About Leslie Timmins

Leslie Timmins
Photo by Ron Grant

Biography

Leslie Timmins is the author of the chapbook The Limits of Windows (The Alfred Gustav Press, 2014) and Every Shameless Ray (Inanna Publications, 2018). Shortlisted for the Montreal International Poetry Prize and awarded second prize in the Vancouver Poet Laureate’s City Poem Contest (2022), her work has been published in magazines and anthologies in Canada, the US and the UK. Her poems are strongly influenced by living near the Salish Sea, her love of the visual arts, and ongoing activism for the environment. For several years Leslie has also volunteered to support refugees in Canada and abroad.

Leslie lives in Vancouver with her husband.


Q&A About Writing Poetry

From an interview with Canadian Literature.

Canadian Literature: Is there a specific moment that inspired you to pursue poetry?

Leslie: I don’t remember a specific moment that inspired me to write poetry, but I do find inspiration all around me—for example, in the books I read, especially poetry, but also memoirs and topical nonfiction, as well as novels and a daily newspaper. I visit art galleries on a regular basis because looking at art is a great way to access the receptive mood that is the bread and butter of a working poet. Wilderness or even a walk along a treed street or by the ocean promotes the same mind state for me.
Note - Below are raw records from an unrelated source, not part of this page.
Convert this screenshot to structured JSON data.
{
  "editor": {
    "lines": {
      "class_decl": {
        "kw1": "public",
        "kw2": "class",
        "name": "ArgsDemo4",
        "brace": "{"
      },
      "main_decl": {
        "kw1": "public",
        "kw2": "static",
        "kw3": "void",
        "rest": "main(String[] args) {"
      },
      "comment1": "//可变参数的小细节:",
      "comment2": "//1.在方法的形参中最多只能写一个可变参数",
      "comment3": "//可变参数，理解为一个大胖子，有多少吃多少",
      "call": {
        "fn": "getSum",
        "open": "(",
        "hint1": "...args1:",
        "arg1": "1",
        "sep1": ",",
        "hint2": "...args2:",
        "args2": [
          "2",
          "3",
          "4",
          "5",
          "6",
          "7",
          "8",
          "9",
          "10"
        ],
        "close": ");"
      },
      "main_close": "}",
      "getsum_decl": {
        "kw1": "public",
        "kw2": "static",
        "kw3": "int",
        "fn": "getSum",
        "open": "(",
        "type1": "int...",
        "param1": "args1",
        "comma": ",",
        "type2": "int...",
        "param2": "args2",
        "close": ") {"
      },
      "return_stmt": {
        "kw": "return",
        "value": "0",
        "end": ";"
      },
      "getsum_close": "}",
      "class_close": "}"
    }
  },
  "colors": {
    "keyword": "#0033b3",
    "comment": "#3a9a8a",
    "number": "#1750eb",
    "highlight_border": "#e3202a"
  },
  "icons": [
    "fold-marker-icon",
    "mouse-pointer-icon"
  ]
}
How/where do you find inspiration today?

These days as soon as I get out of bed in the morning I write down a dream if I can remember one, then I spend at least a half-hour reading someone else’s poetry. Sometimes this is enough to elicit a poem in my own voice, about a domestic moment perhaps, small in scope, sometimes using the plot line suggested by a dream, or sometimes I examine a line of thinking for a more philosophical or investigative kind of poem. Whatever it is, I don’t argue with the Muse—I’ll take anything that shows up. I keep my expectations low and maintain that morning habit, not comparing myself to any other poet I’ve been reading, but letting my mind and feelings move freely, not rewriting anything at first, just trying to attend and keep the flow going.
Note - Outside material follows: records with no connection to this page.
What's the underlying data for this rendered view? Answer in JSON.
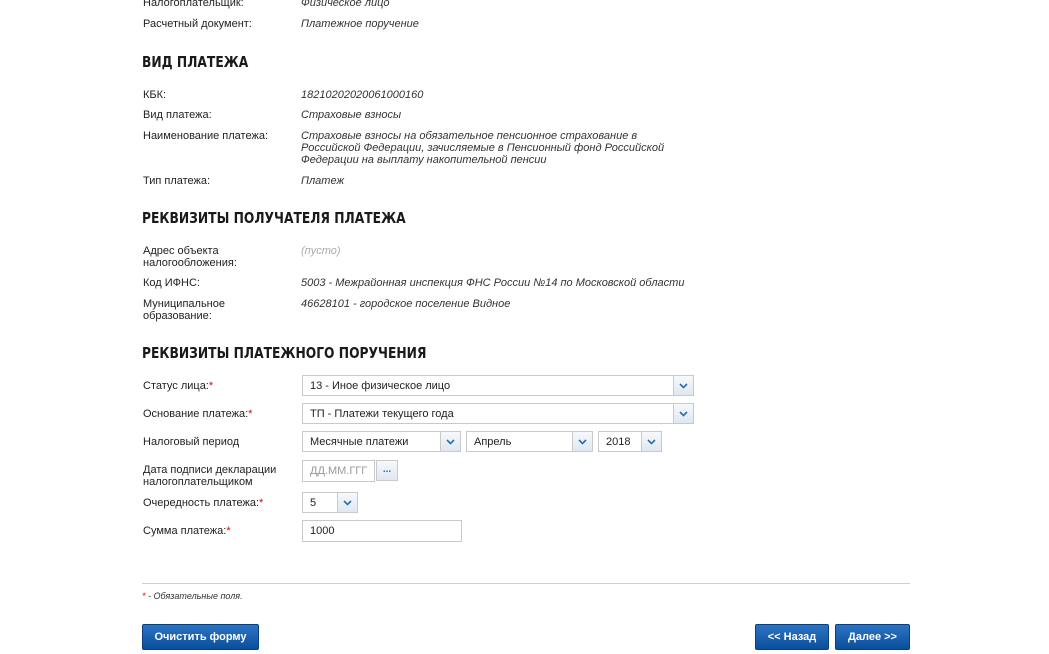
{
  "top_rows": [
    {
      "label": "Налогоплательщик:",
      "value": "Физическое лицо"
    },
    {
      "label": "Расчетный документ:",
      "value": "Платежное поручение"
    }
  ],
  "section_payment_type": {
    "title": "ВИД ПЛАТЕЖА",
    "kbk_label": "КБК:",
    "kbk_value": "18210202020061000160",
    "type_label": "Вид платежа:",
    "type_value": "Страховые взносы",
    "name_label": "Наименование платежа:",
    "name_value": "Страховые взносы на обязательное пенсионное страхование в Российской Федерации, зачисляемые в Пенсионный фонд Российской Федерации на выплату накопительной пенсии",
    "kind_label": "Тип платежа:",
    "kind_value": "Платеж"
  },
  "section_recipient": {
    "title": "РЕКВИЗИТЫ ПОЛУЧАТЕЛЯ ПЛАТЕЖА",
    "address_label": "Адрес объекта налогообложения:",
    "address_value": "(пусто)",
    "ifns_label": "Код ИФНС:",
    "ifns_value": "5003 - Межрайонная инспекция ФНС России №14 по Московской области",
    "mun_label": "Муниципальное образование:",
    "mun_value": "46628101 - городское поселение Видное"
  },
  "section_order": {
    "title": "РЕКВИЗИТЫ ПЛАТЕЖНОГО ПОРУЧЕНИЯ",
    "status_label": "Статус лица:",
    "status_value": "13 - Иное физическое лицо",
    "basis_label": "Основание платежа:",
    "basis_value": "ТП - Платежи текущего года",
    "period_label": "Налоговый период",
    "period_type_value": "Месячные платежи",
    "period_month_value": "Апрель",
    "period_year_value": "2018",
    "decl_date_label": "Дата подписи декларации налогоплательщиком",
    "decl_date_placeholder": "ДД.ММ.ГГГ",
    "decl_date_button": "...",
    "priority_label": "Очередность платежа:",
    "priority_value": "5",
    "amount_label": "Сумма платежа:",
    "amount_value": "1000",
    "required_mark": "*"
  },
  "footer": {
    "required_note_mark": "*",
    "required_note_text": " - Обязательные поля.",
    "clear_button": "Очистить форму",
    "back_button": "<< Назад",
    "next_button": "Далее >>"
  },
  "colors": {
    "accent_blue": "#0a4f9c",
    "required_red": "#dd0000"
  }
}
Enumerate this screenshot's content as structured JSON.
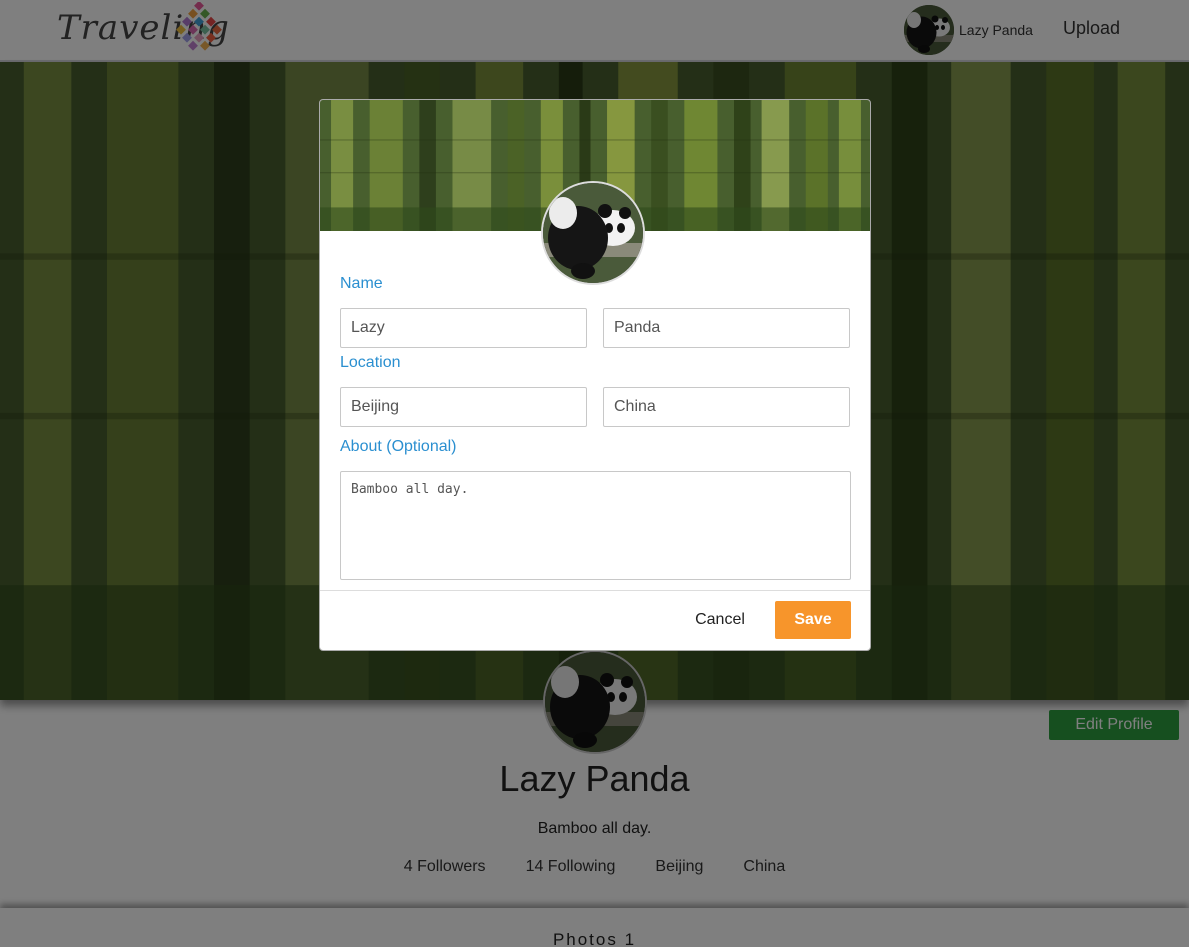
{
  "navbar": {
    "logo_text": "Traveling",
    "user_name": "Lazy Panda",
    "upload_label": "Upload"
  },
  "profile": {
    "name": "Lazy Panda",
    "bio": "Bamboo all day.",
    "edit_profile_label": "Edit Profile",
    "stats": [
      "4 Followers",
      "14 Following",
      "Beijing",
      "China"
    ]
  },
  "photos": {
    "label": "Photos 1"
  },
  "modal": {
    "name_label": "Name",
    "first_name": "Lazy",
    "last_name": "Panda",
    "location_label": "Location",
    "city": "Beijing",
    "country": "China",
    "about_label": "About (Optional)",
    "about": "Bamboo all day.",
    "cancel_label": "Cancel",
    "save_label": "Save"
  },
  "colors": {
    "accent_blue": "#2a8fd0",
    "save_orange": "#f7952b",
    "edit_green": "#2c9e3f"
  }
}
How did your writing process unfold around this poem? How did you write, edit, and refine it?

My poem “The Field Speaks of Its Persistence” began a number of years ago when I was working at the race track in Vancouver. I worked in the office as a lowly clerk and when I arrived at 8:30 I’d stand outside for a while to watch the morning gallop. The pounding of hooves, dirt flying up from the track, the sheen of the horses’ flanks, the intense concentration of the riders — exhilarating. At lunch time sometimes I’d head over to the barn to visit the two-year-old horses that were waiting to be sold. One day I stood in front of a huge mare that allowed me to stroke her long nose and instantly I saw an image of a wide furrowed field inside the horse’s forehead. I felt almost physically struck. As I made my way out the barn door and back to work I completely forgot about it.

When I remembered it later on, I wondered if the horse had communicated that image to me and that question raised possibilities that were tantalizing. Doesn’t Rilke say “love the questions themselves like locked rooms”; doesn’t he say, “Let everything happen to you: beauty and terror”?

Another image, this time of sound, that had been kicking around in my imagination for a while was the static between stations on a radio. Its visual representation was of the stations as posts along a fence and the space in-between a sort of snowy, semi-solid static. As I’d been involved in Buddhist mindfulness meditation for a long time, I was constantly being reminded how preoccupied I was with habitual patterns of thought rather than noticing what was actually going on around me in any moment. Somehow this also came together in the poem in the non-awareness of the driver in the car.

The narrative line never really changed as I worked on this poem—the frame of the driver and the car has been there from the first, but I struggled to find the form that would convey the kind of quantum field jazziness of the horse’s ‘communication,’ the direct impingement of nature in other ways as well as the sense of the aural static.

Working from suggestions offered by the poet and editor, Harold Rhenisch, my final revisions had to do with regularizing the length of the stanzas; in this case alternating between a one-line and a three-line stanza. This regularizing isn’t a hard and fast rule, but it effectively created an architecture for the poem, giving the reader a pattern through which to proceed.

Then there was a question of the most effective line breaks. Some were working well but others not so much. Again following a suggestion of Harold’s, I looked for an energetic principle to guide the tempo. I’d been overly influenced by the notion that a poet’s breath determines the length of a line, so I was excited to find that the phrases I’d written, “atoms entangle,” “superconduct flux,” and “the order of the day” offered a guide for how to break lines and create an effective rhythm and pace. Those phrases now read “atoms/entangle superconduct flux the order of the day” and I hope you can feel that jerky, jammed-together, “entangled” tempo I was going for. To my mind this sort of mimics the situation of atoms that, according to quantum field theory, invariably affect one other if they’ve interacted at all, regardless of how far apart they are. Einstein called this “spooky action at a distance,” but by now you’ve probably guessed that the possibilities raised by my encounter with that horse invisibly, spookily affecting me “from a distance” not only incited the whole poem but kept it intriguing enough for me to persist with it until I found both the right words and the right form.